THE BERMUDAN newspaper, the Royal Gazzette, has reported that a Supreme Court jury in that country heard that the enraged father of a rape and battery victim chased down her accused Jamaican rapist in the street after seeing what the man had done to his daughter.
The defendant in the case a 30-year-old Jamaican who cannot be named for legal reasons denies two sets of charges of serious sexual assault and wounding as well as
breaking and entering and intimidating a witness in relation to two alleged attacks on his ex-girlfriend in February and May 2003.
Both of the alleged victim's parents testified in Supreme Court, with her mother saying the defendant told her his actions were affected by obeah.
Prosecutor Oonagh Vaucrosson asked the victim's mother if she saw the defendant after the alleged attack, and she said she did.
The defendant told her that if her daughter dropped the charges he would return to Jamaica to get the obeah off of him that his friend had cast upon him.
NOT INTERESTED
Defence lawyer Shade Subair asked the victim's mother if she was concerned that the defendant was aggravated by obeah. She replied that she neither knew what obeah was, nor was interested in it and that it was the defendant's problem.

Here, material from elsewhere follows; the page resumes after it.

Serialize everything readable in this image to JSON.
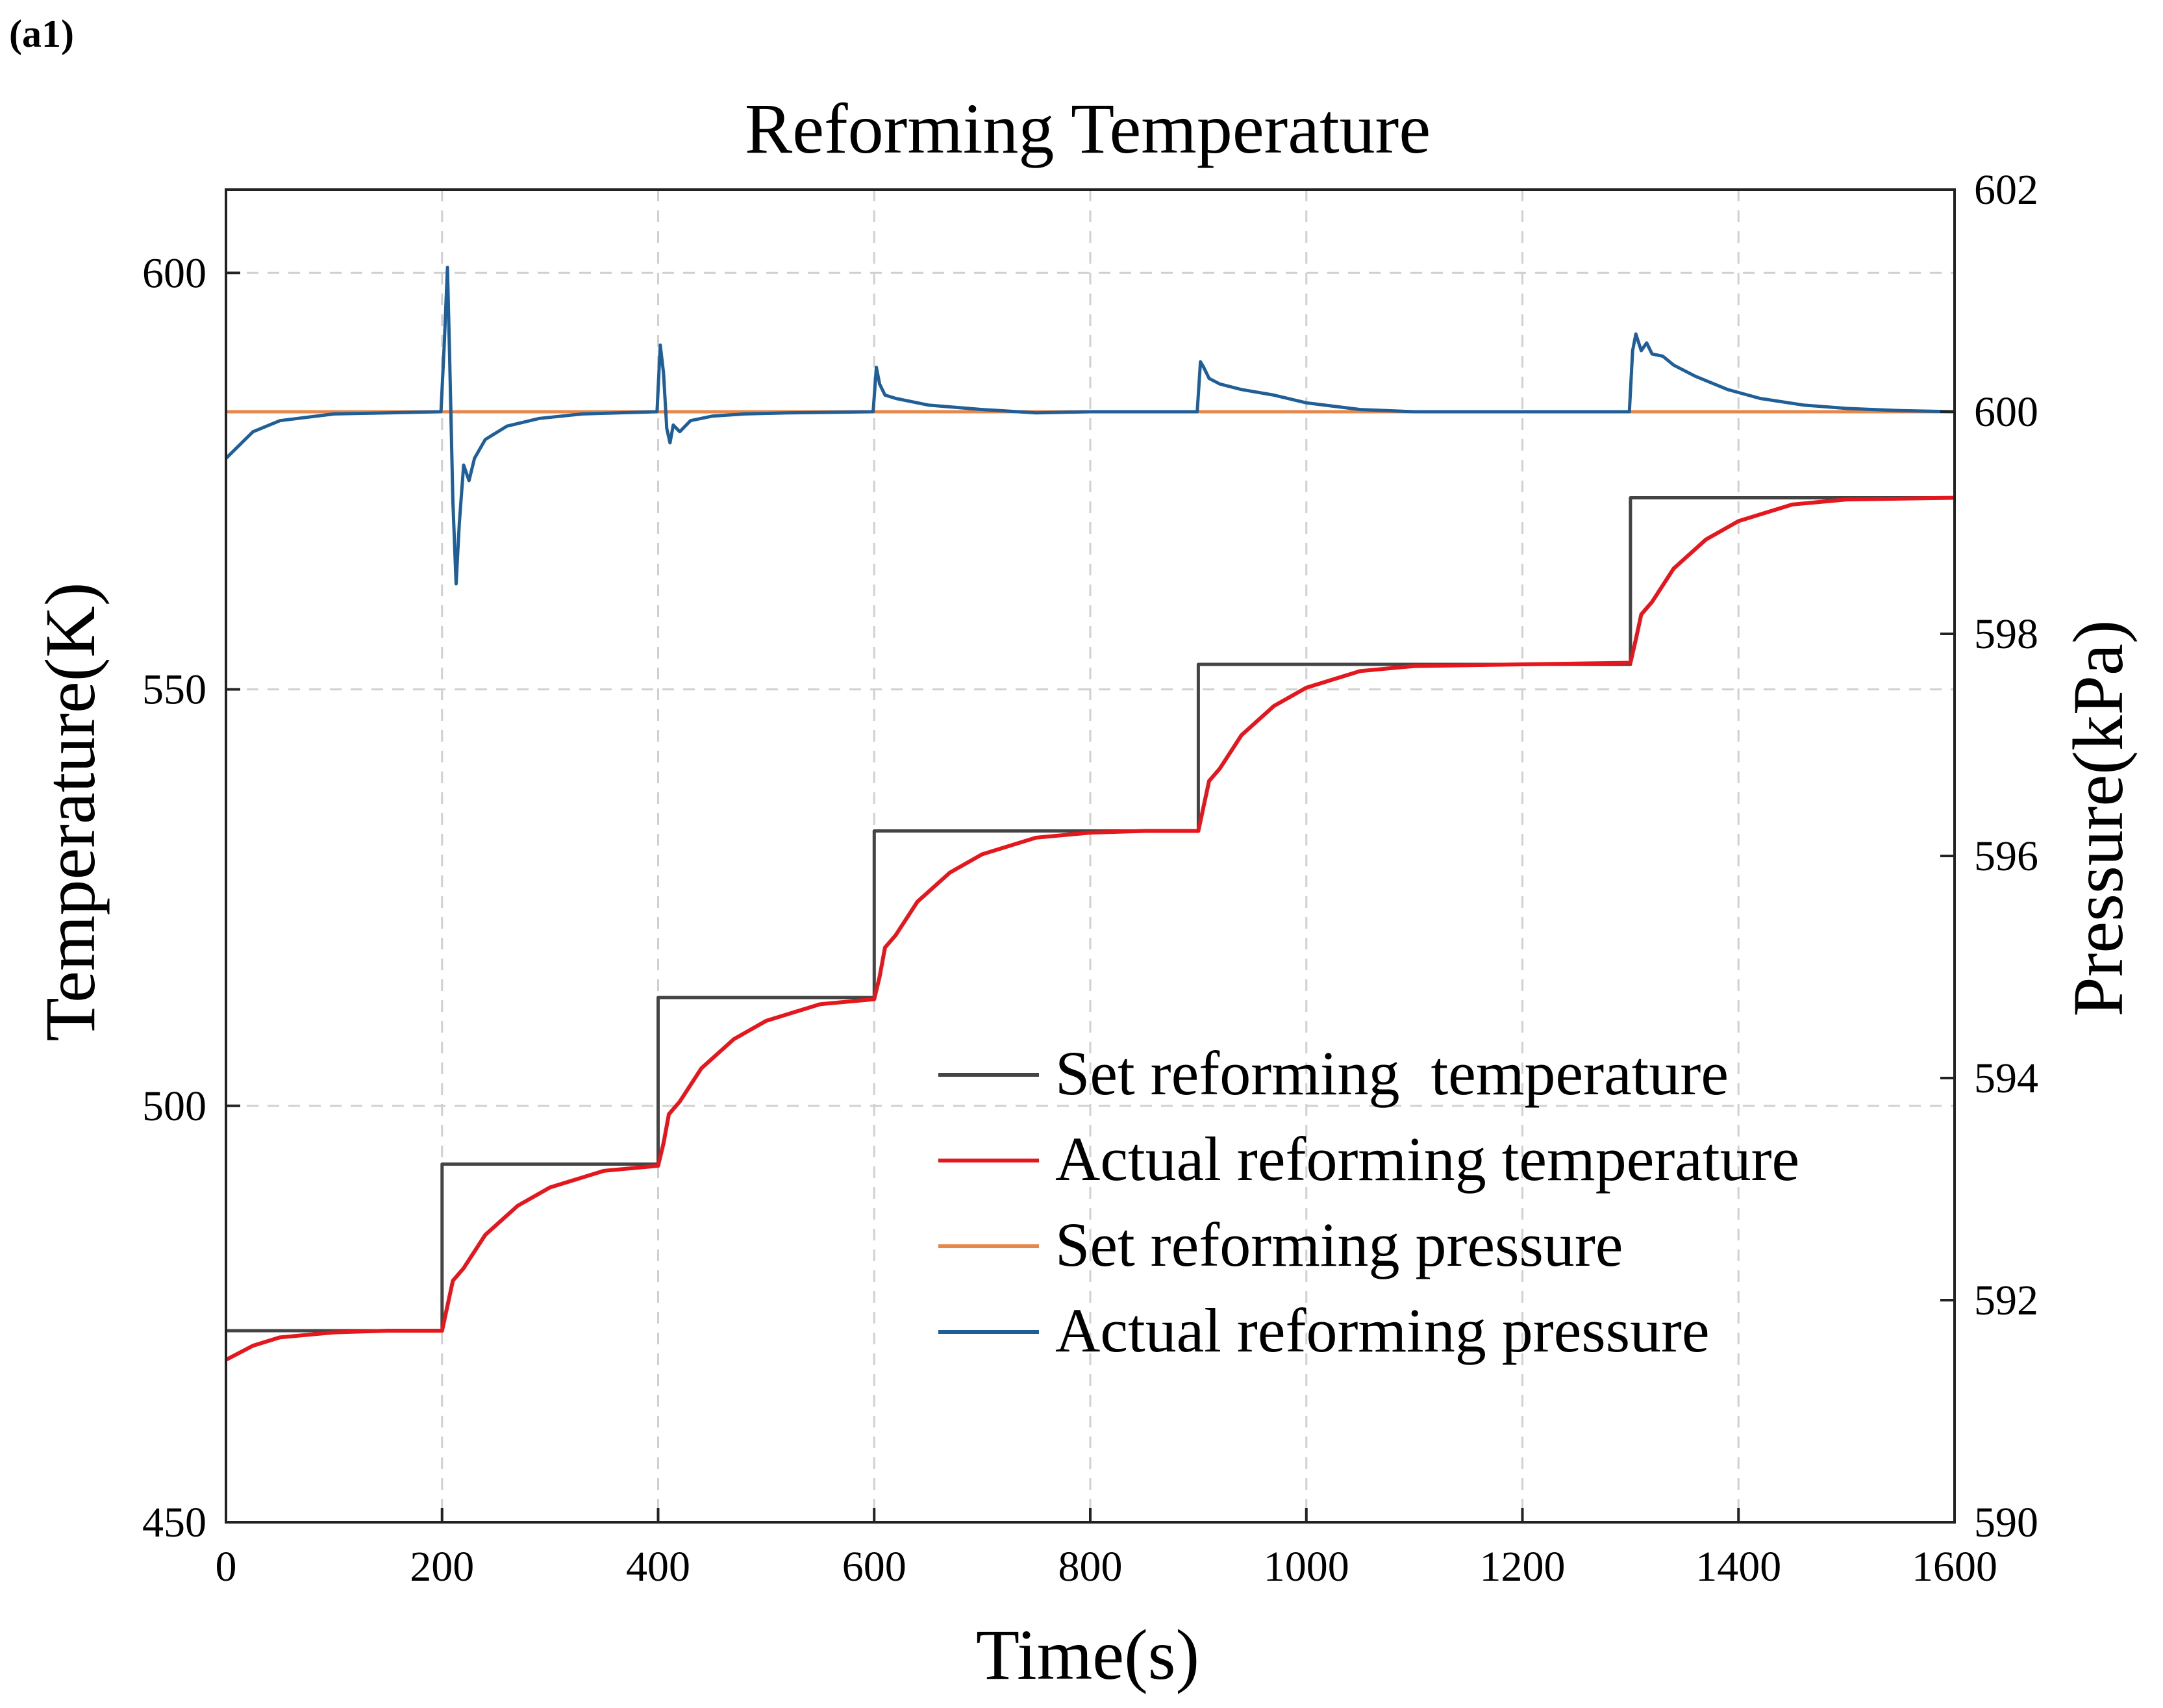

The victim's father said he saw his daughter the morning after the attack at her workplace.
He said his daughter was crying, bleeding and bruised. The father said he was furious and went to find the defendant.
He spotted the defendant crossing a street and jumped off his bike and onto him. He said the defendant said he was sorry and that he felt that he was going 'to die today'.
The father said a policewoman came and asked him if he was attempting to make a citizen's arrest. He told the woman yes.
The witness said he let the defendant go but he ran when the police tried to arrest him.
Ms. Subair suggested that the defendant was running away from the victim's father.
"I don't know what he was thinking," the father said. "He wasn't running from me, he was running from the truth."
The trial is continuing in the Supreme Court.